24 ottobre 2019
Aggiornato 04:00
Omicidio Gabriele Sandri

Sandri: chiesti 14 anni per agente, malumori per le attenuanti

Il Pm: «Ha distrutto una vita umana, ma anche la propria»

AREZZO - Omicidio volontario, quattordici anni di reclusione: tanto chiede, al termine della sua requisitoria, il pubblico ministero Giuseppe Ledda per Luigi Spaccarotella, l'agente della Polstrada accusato di aver ucciso Gabriele Sandri, il giovane tifoso laziale ferito a morte l'11 novembre 2007 da un proiettile esploso dallo stesso Spaccarotella. In che modo, secondo l'accusa, lo ha fatto vedere lo stesso Ledda alla corte impugnando una Beretta giocattolo per mimare il gesto fatale: braccia tese, la mira presa verso l'altra parte dell'autostrada, l'area di servizio di Badia al Pino Est.

Questo dicono le testimonianze di 5 persone presenti in loco al momento dello sparo: gli agenti di commercio Fabio Rossini, Emanuele Fagioni e Fabrizio Galilei, la guida turistica giapponese Keiko Korihoshi, la cassiera dell'area di servizio Marisa Anania. «Cinque ricostruzioni tutte sostanzialmente concordanti», dice Ledda, secondo cui la deviazione del proiettile «non muta di un millimetro le conclusioni». Quindi, omicidio volontario e dolo eventuale, col riconoscimento delle attenuanti generiche che gli valgono il massimo dello sconto, un terzo della pena, da 21 a 14 anni: perché Spaccarotella è incensurato, ha avuto una carriera in Polizia fin lì irreprensibile, e soprattutto «ha distrutto una vita umana ma anche la propria - ha sottolineato Ledda - paga anche la sua famiglia».
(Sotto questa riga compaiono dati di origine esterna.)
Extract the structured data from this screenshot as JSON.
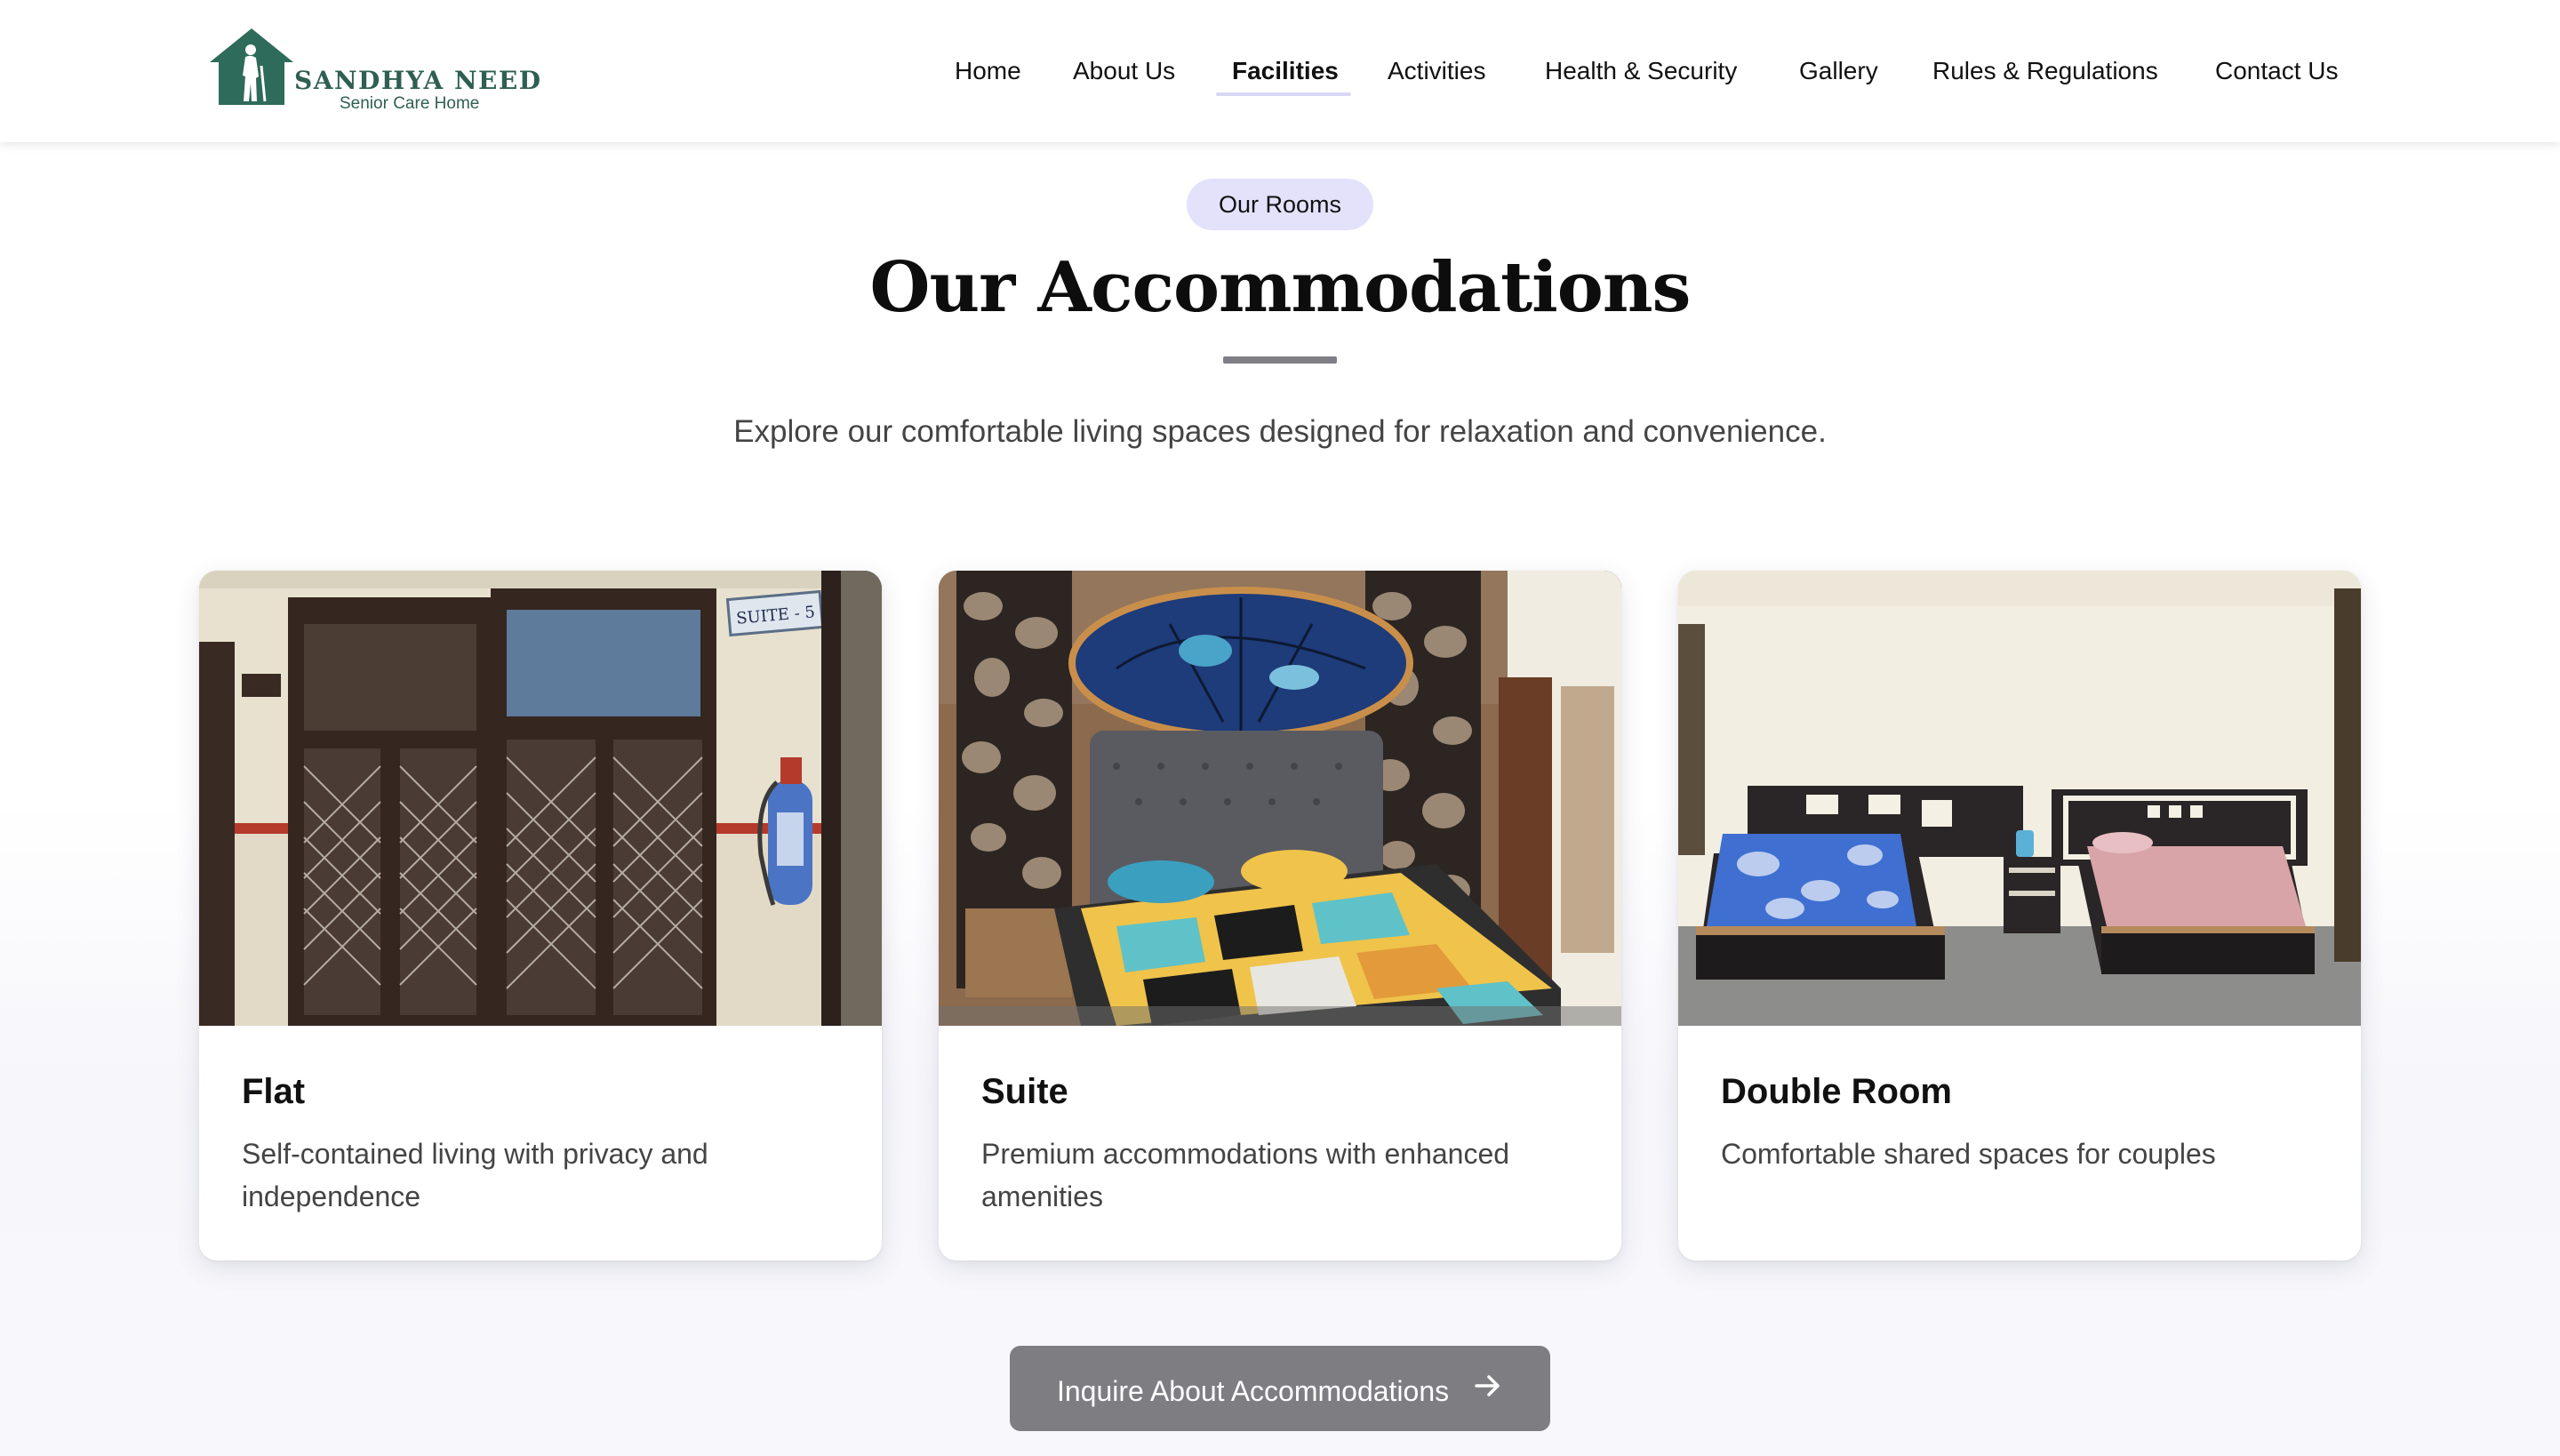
{
  "brand": {
    "name": "SANDHYA NEED",
    "tagline": "Senior Care Home",
    "color": "#2f5f52"
  },
  "nav": {
    "items": [
      {
        "label": "Home"
      },
      {
        "label": "About Us"
      },
      {
        "label": "Facilities",
        "active": true
      },
      {
        "label": "Activities"
      },
      {
        "label": "Health & Security"
      },
      {
        "label": "Gallery"
      },
      {
        "label": "Rules & Regulations"
      },
      {
        "label": "Contact Us"
      }
    ]
  },
  "section": {
    "badge": "Our Rooms",
    "title": "Our Accommodations",
    "subtitle": "Explore our comfortable living spaces designed for relaxation and convenience."
  },
  "cards": [
    {
      "title": "Flat",
      "description": "Self-contained living with privacy and independence",
      "image_sign": "SUITE - 5"
    },
    {
      "title": "Suite",
      "description": "Premium accommodations with enhanced amenities"
    },
    {
      "title": "Double Room",
      "description": "Comfortable shared spaces for couples"
    }
  ],
  "cta": {
    "label": "Inquire About Accommodations",
    "icon": "arrow-right-icon"
  },
  "colors": {
    "badge_bg": "#e4e1fb",
    "cta_bg": "#7d7d82",
    "active_underline": "#d9d6f5"
  }
}
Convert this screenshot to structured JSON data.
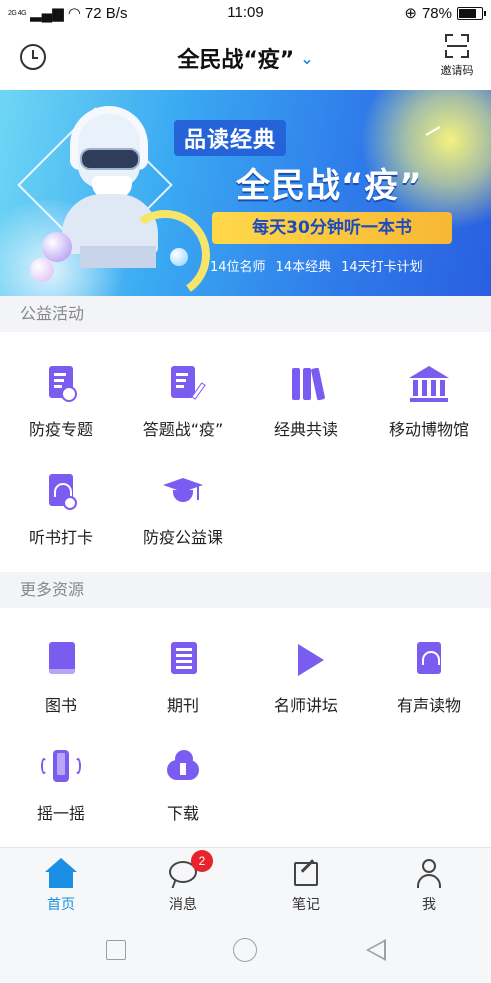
{
  "status_bar": {
    "network": "2G 4G",
    "speed": "72 B/s",
    "time": "11:09",
    "battery": "78%",
    "battery_level": 0.78
  },
  "header": {
    "title": "全民战“疫”",
    "invite_label": "邀请码"
  },
  "banner": {
    "tag": "品读经典",
    "title": "全民战“疫”",
    "slogan": "每天30分钟听一本书",
    "info": [
      "14位名师",
      "14本经典",
      "14天打卡计划"
    ]
  },
  "sections": {
    "public_welfare": {
      "title": "公益活动",
      "items": [
        {
          "label": "防疫专题",
          "icon": "document-shield-icon"
        },
        {
          "label": "答题战“疫”",
          "icon": "document-pen-icon"
        },
        {
          "label": "经典共读",
          "icon": "books-icon"
        },
        {
          "label": "移动博物馆",
          "icon": "museum-icon"
        },
        {
          "label": "听书打卡",
          "icon": "headphone-book-icon"
        },
        {
          "label": "防疫公益课",
          "icon": "graduation-cap-icon"
        }
      ]
    },
    "more_resources": {
      "title": "更多资源",
      "items": [
        {
          "label": "图书",
          "icon": "book-icon"
        },
        {
          "label": "期刊",
          "icon": "journal-icon"
        },
        {
          "label": "名师讲坛",
          "icon": "play-icon"
        },
        {
          "label": "有声读物",
          "icon": "audiobook-icon"
        },
        {
          "label": "摇一摇",
          "icon": "shake-phone-icon"
        },
        {
          "label": "下载",
          "icon": "cloud-download-icon"
        }
      ]
    }
  },
  "tabbar": {
    "tabs": [
      {
        "label": "首页",
        "icon": "home-icon",
        "active": true
      },
      {
        "label": "消息",
        "icon": "message-icon",
        "badge": "2"
      },
      {
        "label": "笔记",
        "icon": "note-icon"
      },
      {
        "label": "我",
        "icon": "person-icon"
      }
    ]
  },
  "colors": {
    "accent": "#1a8fe3",
    "icon_purple": "#7b5cf0",
    "badge_red": "#e8232e",
    "section_bg": "#f2f4f7"
  }
}
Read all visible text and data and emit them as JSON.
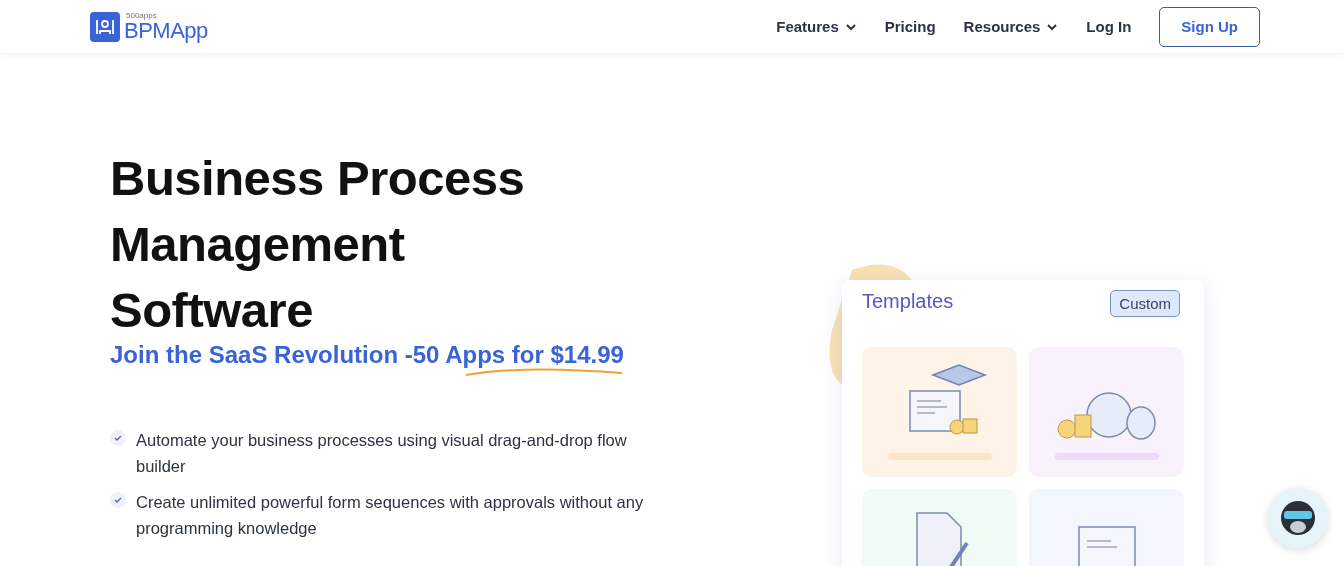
{
  "header": {
    "logo": {
      "tagline": "500apps",
      "name": "BPMApp"
    },
    "nav": [
      {
        "label": "Features",
        "has_dropdown": true
      },
      {
        "label": "Pricing",
        "has_dropdown": false
      },
      {
        "label": "Resources",
        "has_dropdown": true
      },
      {
        "label": "Log In",
        "has_dropdown": false
      }
    ],
    "cta": "Sign Up"
  },
  "hero": {
    "title": "Business Process Management Software",
    "subtitle": "Join the SaaS Revolution -50 Apps for $14.99",
    "features": [
      "Automate your business processes using visual drag-and-drop flow builder",
      "Create unlimited powerful form sequences with approvals without any programming knowledge"
    ]
  },
  "templates_card": {
    "title": "Templates",
    "button": "Custom",
    "tiles": [
      {
        "kind": "graduation",
        "color": "#fdf3e6"
      },
      {
        "kind": "money",
        "color": "#f9f2fd"
      },
      {
        "kind": "document",
        "color": "#f0fbf6"
      },
      {
        "kind": "scroll",
        "color": "#f3f6fd"
      }
    ]
  }
}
Il parallelo, pur nel rispetto della famiglia dell'agente, viene respinto con forza dall'avvocato di Parte Civile Michele Monaco, che nell'arringa lo definisce «non tollerabile», e dai genitori di Gabriele: «Non è la stessa cosa - dice mamma Daniela - noi non abbiamo più un figlio, non possiamo vederlo crescere, e siamo delusi di questa affermazione del Pm». Il comportamento stesso di Spaccarotella lo rende non degno delle attenuanti, secondo l'altro figlio Cristiano e il padre Giorgio: «Ha continuato a dire bugie - rimarca quest'ultimo - da un anno e mezzo fa fino all'ultima udienza, è inaccettabile starlo ancora lì a sentire, e anche la sua difesa».

La famiglia Sandri diserterà così l'udienza di domani, nella quale i legali della difesa cercheranno di rilanciare il tema della deviazione del proiettile: «Sono stati liquidati in maniera troppo sbrigativa alcuni argomenti, forse perché non cari all'ipotesi dell'accusa», spiega l'avvocato Federico Bagattini, secondo cui anche Monaco «ammette una deviazione non superiore a 30 gradi» del proiettile, cosa che «comporta una deviazione come minimo di 25 metri». L'obiettivo, per l'altro avvocato Francesco Molino, è «dimostrare il divario che esiste tra dolo eventuale e la colpa: potremmo arrivare anche alla colpa cosciente. Non è stato provato che Spaccarotella abbia contemplato il rischio che si accollava sparando».

La vede diversamente Ledda, il quale nella sua requisitoria ha sostenuto con forza che l'agente, quando ha sparato, aveva chiara «la previsione «del concreto pericolo di centrare l'abitacolo» della Renault Scenic dei tifosi laziali, «e cagionare la morte di qualcuno degli occupanti». Per il magistrato le incongruenze tra le varie ricostruzioni di Spaccarotella, che alla fine aveva ammesso di aver tenuto la pistola con due mani, da fermo, hanno aggravato la sua posizione: «Il tentativo, anche maldestro nelle forme, di aprire al racconto dei testi, lo affossa definitivamente», ha chiosato il Pm.

Domani sarà il giorno degli avvocati della difesa: Spaccarotella, come già oggi, potrebbe non essere presente in Aula. Dopo le arringhe, le eventuali repliche: a quel punto tutto sarà pronto per andare in Camera di Consiglio ed attendere la sentenza. Potrebbe avvenire già domani, in un processo contraddistinto dalla rapidità dei tempi, ma più realisticamente sabato o all'inizio della prossima settimana.